Die Art der Diskussion um die Öffnung des Arbeitsmarktes für den befristeten Zuzug von 20.000 ausländischen Computerfachleuten ist ein Beleg für die verbreitete Reformunwilligkeit hierzulande. Sie ist, wie die jüngste VDE-Umfrage zeigt, in tiefsitzenden Ängsten der Bevölkerung gegenüber den Herausforderungen der Informationsgesellschaft begründet.

Eher beiläufig hatte Bundeskanzler Schröder bei der Eröffnung der CeBIT 2000 auf die Notrufe der IT- und TK-Aussteller reagiert. Selbstverständlich müsse der Markt geöffnet werden, wenn das interne Facharbeiterangebot ausgeschöpft sei, so der Kanzler. Sein befreiend pragmatischer Politikansatz ist an den Erfordernissen der Neuen Ökonomie orientiert, die weltweit im Aufbau begriffen ist. Die digitale Revolution mit rasant wachsender Internetwirtschaft, mit boomender IT- und TK-Industrie und anschwellender Gründungswelle von Startup-Softwarefirmen ist mit der alten Vogel-Strauß-Politik nicht mehr zu steuern.

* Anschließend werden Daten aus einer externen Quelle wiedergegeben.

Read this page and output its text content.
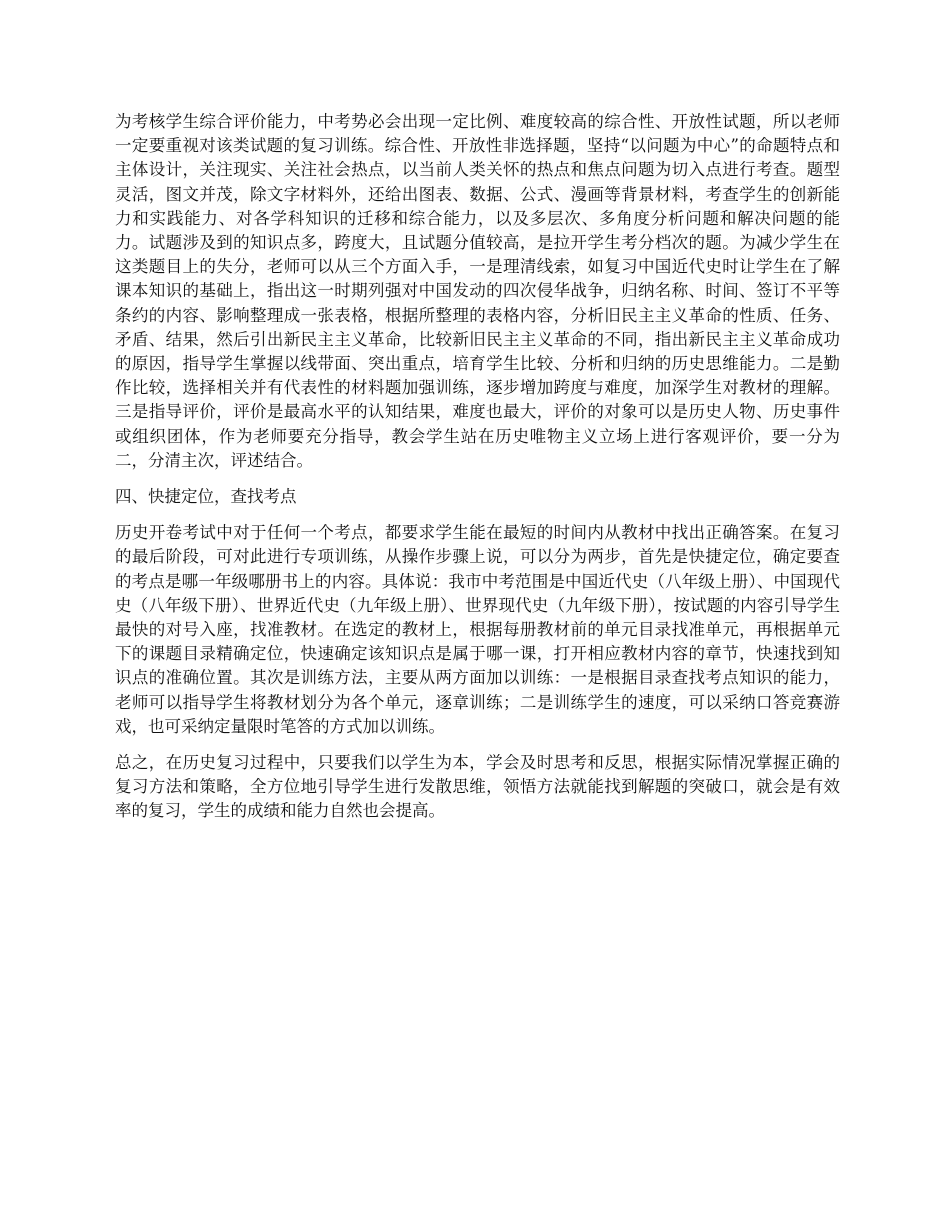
为考核学生综合评价能力，中考势必会出现一定比例、难度较高的综合性、开放性试题，所以老师一定要重视对该类试题的复习训练。综合性、开放性非选择题，坚持“以问题为中心”的命题特点和主体设计，关注现实、关注社会热点，以当前人类关怀的热点和焦点问题为切入点进行考查。题型灵活，图文并茂，除文字材料外，还给出图表、数据、公式、漫画等背景材料，考查学生的创新能力和实践能力、对各学科知识的迁移和综合能力，以及多层次、多角度分析问题和解决问题的能力。试题涉及到的知识点多，跨度大，且试题分值较高，是拉开学生考分档次的题。为减少学生在这类题目上的失分，老师可以从三个方面入手，一是理清线索，如复习中国近代史时让学生在了解课本知识的基础上，指出这一时期列强对中国发动的四次侵华战争，归纳名称、时间、签订不平等条约的内容、影响整理成一张表格，根据所整理的表格内容，分析旧民主主义革命的性质、任务、矛盾、结果，然后引出新民主主义革命，比较新旧民主主义革命的不同，指出新民主主义革命成功的原因，指导学生掌握以线带面、突出重点，培育学生比较、分析和归纳的历史思维能力。二是勤作比较，选择相关并有代表性的材料题加强训练，逐步增加跨度与难度，加深学生对教材的理解。三是指导评价，评价是最高水平的认知结果，难度也最大，评价的对象可以是历史人物、历史事件或组织团体，作为老师要充分指导，教会学生站在历史唯物主义立场上进行客观评价，要一分为二，分清主次，评述结合。

四、快捷定位，查找考点

历史开卷考试中对于任何一个考点，都要求学生能在最短的时间内从教材中找出正确答案。在复习的最后阶段，可对此进行专项训练，从操作步骤上说，可以分为两步，首先是快捷定位，确定要查的考点是哪一年级哪册书上的内容。具体说：我市中考范围是中国近代史（八年级上册）、中国现代史（八年级下册）、世界近代史（九年级上册）、世界现代史（九年级下册），按试题的内容引导学生最快的对号入座，找准教材。在选定的教材上，根据每册教材前的单元目录找准单元，再根据单元下的课题目录精确定位，快速确定该知识点是属于哪一课，打开相应教材内容的章节，快速找到知识点的准确位置。其次是训练方法，主要从两方面加以训练：一是根据目录查找考点知识的能力，老师可以指导学生将教材划分为各个单元，逐章训练；二是训练学生的速度，可以采纳口答竞赛游戏，也可采纳定量限时笔答的方式加以训练。

总之，在历史复习过程中，只要我们以学生为本，学会及时思考和反思，根据实际情况掌握正确的复习方法和策略，全方位地引导学生进行发散思维，领悟方法就能找到解题的突破口，就会是有效率的复习，学生的成绩和能力自然也会提高。
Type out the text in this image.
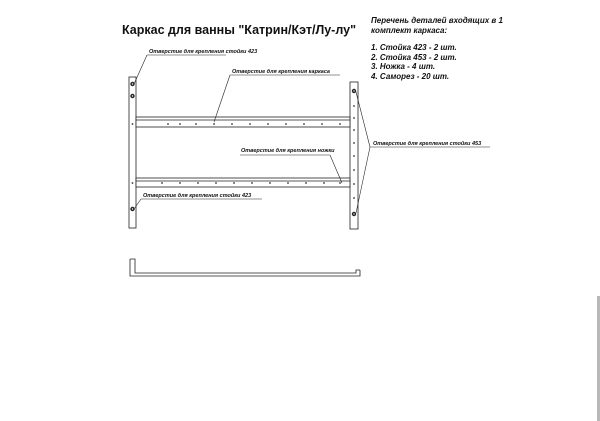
Каркас для ванны "Катрин/Кэт/Лу-лу"
Перечень деталей входящих в 1
комплект каркаса:
1. Стойка 423 - 2 шт.
2. Стойка 453 - 2 шт.
3. Ножка - 4 шт.
4. Саморез - 20 шт.
Отверстие для крепления стойки 423
Отверстие для крепления каркаса
Отверстие для крепления ножки
Отверстие для крепления стойки 453
Отверстие для крепления стойки 423
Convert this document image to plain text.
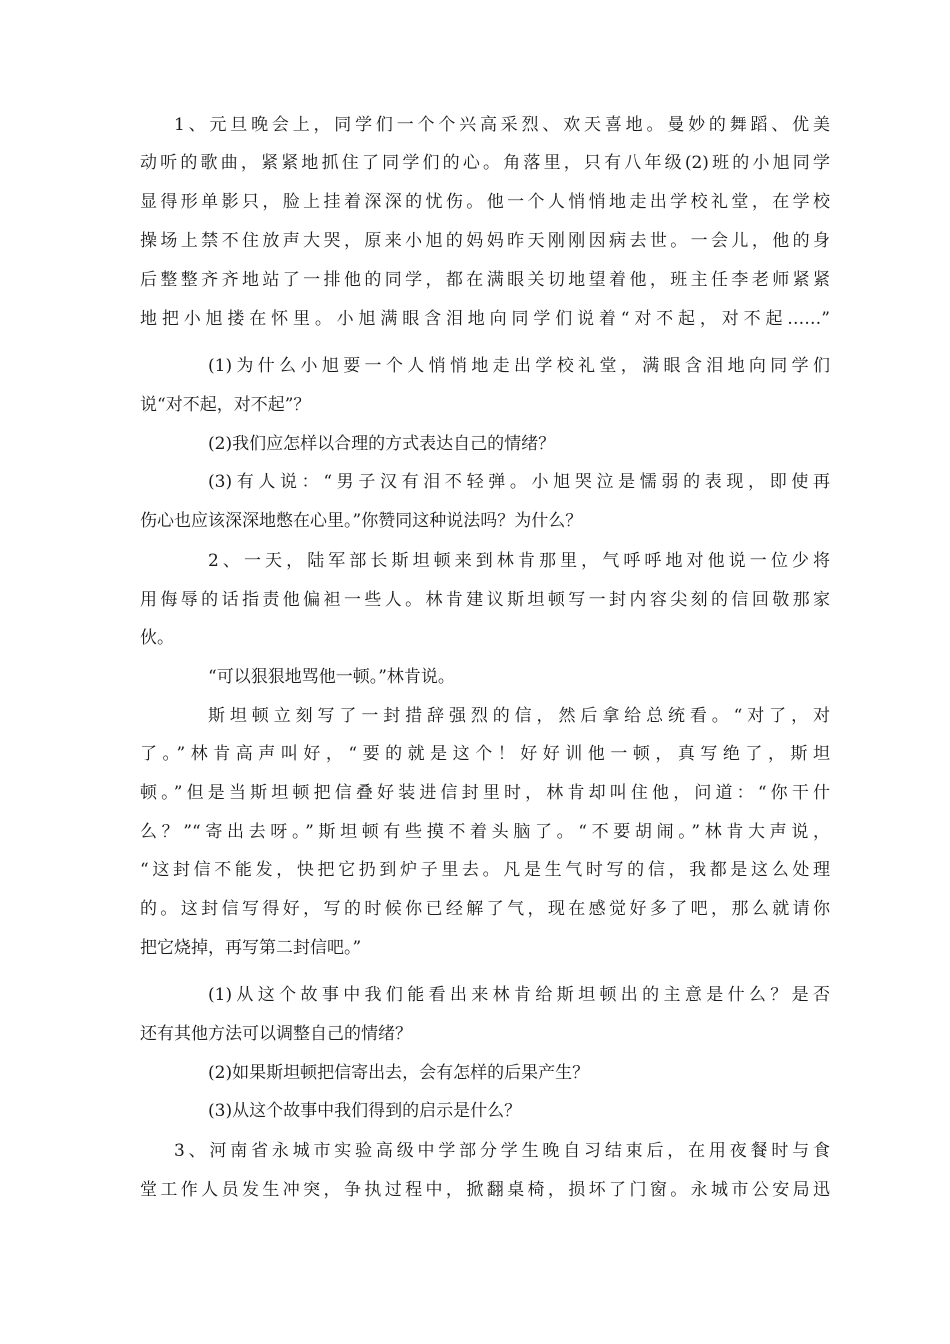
1、元旦晚会上，同学们一个个兴高采烈、欢天喜地。曼妙的舞蹈、优美
动听的歌曲，紧紧地抓住了同学们的心。角落里，只有八年级(2)班的小旭同学
显得形单影只，脸上挂着深深的忧伤。他一个人悄悄地走出学校礼堂，在学校
操场上禁不住放声大哭，原来小旭的妈妈昨天刚刚因病去世。一会儿，他的身
后整整齐齐地站了一排他的同学，都在满眼关切地望着他，班主任李老师紧紧
地把小旭搂在怀里。小旭满眼含泪地向同学们说着“对不起，对不起……”
(1)为什么小旭要一个人悄悄地走出学校礼堂，满眼含泪地向同学们
说“对不起，对不起”？
(2)我们应怎样以合理的方式表达自己的情绪？
(3)有人说：“男子汉有泪不轻弹。小旭哭泣是懦弱的表现，即使再
伤心也应该深深地憋在心里。”你赞同这种说法吗？为什么？
2、一天，陆军部长斯坦顿来到林肯那里，气呼呼地对他说一位少将
用侮辱的话指责他偏袒一些人。林肯建议斯坦顿写一封内容尖刻的信回敬那家
伙。
“可以狠狠地骂他一顿。”林肯说。
斯坦顿立刻写了一封措辞强烈的信，然后拿给总统看。“对了，对
了。”林肯高声叫好，“要的就是这个！好好训他一顿，真写绝了，斯坦
顿。”但是当斯坦顿把信叠好装进信封里时，林肯却叫住他，问道：“你干什
么？”“寄出去呀。”斯坦顿有些摸不着头脑了。“不要胡闹。”林肯大声说，
“这封信不能发，快把它扔到炉子里去。凡是生气时写的信，我都是这么处理
的。这封信写得好，写的时候你已经解了气，现在感觉好多了吧，那么就请你
把它烧掉，再写第二封信吧。”
(1)从这个故事中我们能看出来林肯给斯坦顿出的主意是什么？是否
还有其他方法可以调整自己的情绪？
(2)如果斯坦顿把信寄出去，会有怎样的后果产生？
(3)从这个故事中我们得到的启示是什么？
3、河南省永城市实验高级中学部分学生晚自习结束后，在用夜餐时与食
堂工作人员发生冲突，争执过程中，掀翻桌椅，损坏了门窗。永城市公安局迅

Daß die IG Medien protestierte, kann man zur Not aus ihrer tradierten Position der Besitzstandswahrung noch nachvollziehen. Nicht zu verstehen ist, daß der ehemalige Forschungsminister Rüttgers, der es eigentlich besser wissen müßte, in den Chor der ewiggestrigen Greencard-Gegner einstimmt. Der Mann hatte zwar der inzwischen drei Jahre alten "Berliner Rede" von Altbundespräsident Roman Herzog beigewohnt. Aber ihre Botschaft hat er offenbar nicht verstanden. Weder bei ihm noch bei der großen Mehrheit der Bevölkerung ist der von Herzog im April 1997 angemahnte "Ruck" zur Reformbereitschaft eingetreten. Daß dies so ist, muß sich am allerwenigsten die Wirtschaft ankreiden lassen. Sie ist der gesellschaftliche Motor, der den Umbau in Richtung digital-vernetzter Produktionsstrukturen unter dem Druck des internationalen Wettbewerbs vorantreibt. In weiten Teilen von IT- und TK-Industrie sowie Software-Wirtschaft gehört Deutschland auf diese Weise trotz aller Behinderungen unserer Sozial-Bürokratie zur Weltspitze.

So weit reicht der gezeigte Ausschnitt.